In a random sample of 10 residents of the state of Washington, the mean waste recycled per person per day was 2.3 pounds with a standard deviation of 0.39 pounds. Determine the 90% confidence interval for the mean waste recycled per person per day for the population of Washington. Assume the population is approximately normal. Step 1 of 2 : Find the critical value that should be used in constructing the confidence interval. Round your answer to three decimal places.

Answer 1

Answer:

90% confidence interval for the mean waste recycled per person per day for the population of Washington is [2.074 , 2.526].

Step-by-step explanation:

We are given that a a random sample of 10 residents of the state of Washington, the mean waste recycled per person per day was 2.3 pounds with a standard deviation of 0.39 pounds.
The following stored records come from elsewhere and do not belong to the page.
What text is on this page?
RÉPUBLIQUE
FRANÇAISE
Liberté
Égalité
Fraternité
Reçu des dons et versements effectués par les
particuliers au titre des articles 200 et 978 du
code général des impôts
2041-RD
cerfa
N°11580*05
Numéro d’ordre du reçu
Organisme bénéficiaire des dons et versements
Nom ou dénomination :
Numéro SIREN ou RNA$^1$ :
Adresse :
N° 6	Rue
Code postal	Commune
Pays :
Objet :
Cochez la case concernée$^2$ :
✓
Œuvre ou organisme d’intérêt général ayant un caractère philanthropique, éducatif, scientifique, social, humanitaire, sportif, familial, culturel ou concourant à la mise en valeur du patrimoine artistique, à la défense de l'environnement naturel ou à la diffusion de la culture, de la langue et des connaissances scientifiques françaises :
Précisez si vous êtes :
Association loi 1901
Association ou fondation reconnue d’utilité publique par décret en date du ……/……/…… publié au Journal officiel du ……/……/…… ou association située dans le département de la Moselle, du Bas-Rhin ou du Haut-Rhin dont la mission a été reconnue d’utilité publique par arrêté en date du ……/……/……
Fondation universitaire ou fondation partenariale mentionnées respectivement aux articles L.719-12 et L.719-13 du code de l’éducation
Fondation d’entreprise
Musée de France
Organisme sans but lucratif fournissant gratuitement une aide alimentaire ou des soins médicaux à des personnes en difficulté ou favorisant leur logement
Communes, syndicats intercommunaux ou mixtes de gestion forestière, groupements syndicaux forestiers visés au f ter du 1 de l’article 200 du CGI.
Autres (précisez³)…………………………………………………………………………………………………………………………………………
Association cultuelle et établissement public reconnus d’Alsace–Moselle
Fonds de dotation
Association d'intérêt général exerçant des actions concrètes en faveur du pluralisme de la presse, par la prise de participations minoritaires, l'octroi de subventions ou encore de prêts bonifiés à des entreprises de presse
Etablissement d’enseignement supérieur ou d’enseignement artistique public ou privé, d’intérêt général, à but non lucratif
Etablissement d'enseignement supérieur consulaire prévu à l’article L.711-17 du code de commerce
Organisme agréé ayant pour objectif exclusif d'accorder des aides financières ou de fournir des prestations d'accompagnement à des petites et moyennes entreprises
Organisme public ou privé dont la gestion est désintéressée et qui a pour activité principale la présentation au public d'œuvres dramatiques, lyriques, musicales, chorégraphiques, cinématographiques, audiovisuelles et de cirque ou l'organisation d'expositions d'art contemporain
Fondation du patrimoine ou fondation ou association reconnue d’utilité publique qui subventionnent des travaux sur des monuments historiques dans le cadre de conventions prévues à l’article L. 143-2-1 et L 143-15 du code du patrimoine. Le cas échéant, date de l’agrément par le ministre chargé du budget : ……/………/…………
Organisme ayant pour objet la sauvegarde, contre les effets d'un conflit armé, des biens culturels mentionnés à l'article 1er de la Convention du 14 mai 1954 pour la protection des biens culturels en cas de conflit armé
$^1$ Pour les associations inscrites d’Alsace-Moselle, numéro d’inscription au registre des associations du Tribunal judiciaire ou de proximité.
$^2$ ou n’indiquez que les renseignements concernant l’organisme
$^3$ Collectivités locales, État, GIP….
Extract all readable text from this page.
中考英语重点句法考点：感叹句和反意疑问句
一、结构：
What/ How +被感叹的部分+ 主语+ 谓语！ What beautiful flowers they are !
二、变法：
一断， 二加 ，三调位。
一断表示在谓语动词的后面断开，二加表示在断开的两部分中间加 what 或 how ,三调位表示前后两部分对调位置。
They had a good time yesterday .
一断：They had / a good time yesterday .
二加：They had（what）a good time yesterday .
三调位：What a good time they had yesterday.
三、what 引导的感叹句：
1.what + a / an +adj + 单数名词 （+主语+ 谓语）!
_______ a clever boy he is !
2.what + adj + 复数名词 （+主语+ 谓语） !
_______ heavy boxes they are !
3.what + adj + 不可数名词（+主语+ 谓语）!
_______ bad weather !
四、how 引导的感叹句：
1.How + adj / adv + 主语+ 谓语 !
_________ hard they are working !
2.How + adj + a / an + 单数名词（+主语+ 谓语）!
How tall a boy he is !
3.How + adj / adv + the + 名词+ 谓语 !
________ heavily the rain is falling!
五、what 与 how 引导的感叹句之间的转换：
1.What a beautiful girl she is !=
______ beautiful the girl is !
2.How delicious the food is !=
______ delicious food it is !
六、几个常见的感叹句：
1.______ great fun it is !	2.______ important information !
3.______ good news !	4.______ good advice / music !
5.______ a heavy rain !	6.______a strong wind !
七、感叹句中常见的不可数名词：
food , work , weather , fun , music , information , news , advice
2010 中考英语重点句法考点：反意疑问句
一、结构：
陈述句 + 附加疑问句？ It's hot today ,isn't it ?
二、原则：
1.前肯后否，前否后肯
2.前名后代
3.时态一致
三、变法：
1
Firstly, the pivotal quantity for 90% confidence interval for the mean waste recycled per person per day for the population of Washington is given by;

        P.Q. = $\frac{\bar X - \mu}{\frac{s}{\sqrt{n} } }$ ~ $t_n_-_1$

where, $\bar X$ = sample mean waste recycled per person per day = 2.3 pounds

             s = sample standard deviation = 0.39 pounds

             n = sample of residents = 10

             $\mu$ = population mean waste recycled per person per day

Here for constructing 90% confidence interval we have used t statistics because we don't know about population standard deviation.

So, 90% confidence interval for the population mean, $\mu$ is ;

P(-1.833 < $t_9$ < 1.833) = 0.90  {As the critical value of t at 9 degree of

                                                freedom are -1.833 & 1.833 with P = 5%}

P(-1.833 < $\frac{\bar X - \mu}{\frac{s}{\sqrt{n} } }$ < 1.833) = 0.90

P( $-1.833 \times {\frac{s}{\sqrt{n} } }$ < ${\bar X - \mu}$ < $1.833 \times {\frac{s}{\sqrt{n} } }$ ) = 0.90

P( $\bar X-1.833 \times {\frac{s}{\sqrt{n} } }$ < $\mu$ < $\bar X+1.833 \times {\frac{s}{\sqrt{n} } }$ ) = 0.90

90% confidence interval for $\mu$ = [ $\bar X-1.833 \times {\frac{s}{\sqrt{n} } }$  , $\bar X+1.833 \times {\frac{s}{\sqrt{n} } }$ ]

                                          = [ $2.3-1.833 \times {\frac{0.39}{\sqrt{10} } }$ , $2.3-1.833 \times {\frac{0.39}{\sqrt{10} } }$ ]

                                          = [2.074 , 2.526]

Therefore, 90% confidence interval for the mean waste recycled per person per day for the population of Washington is [2.074 , 2.526].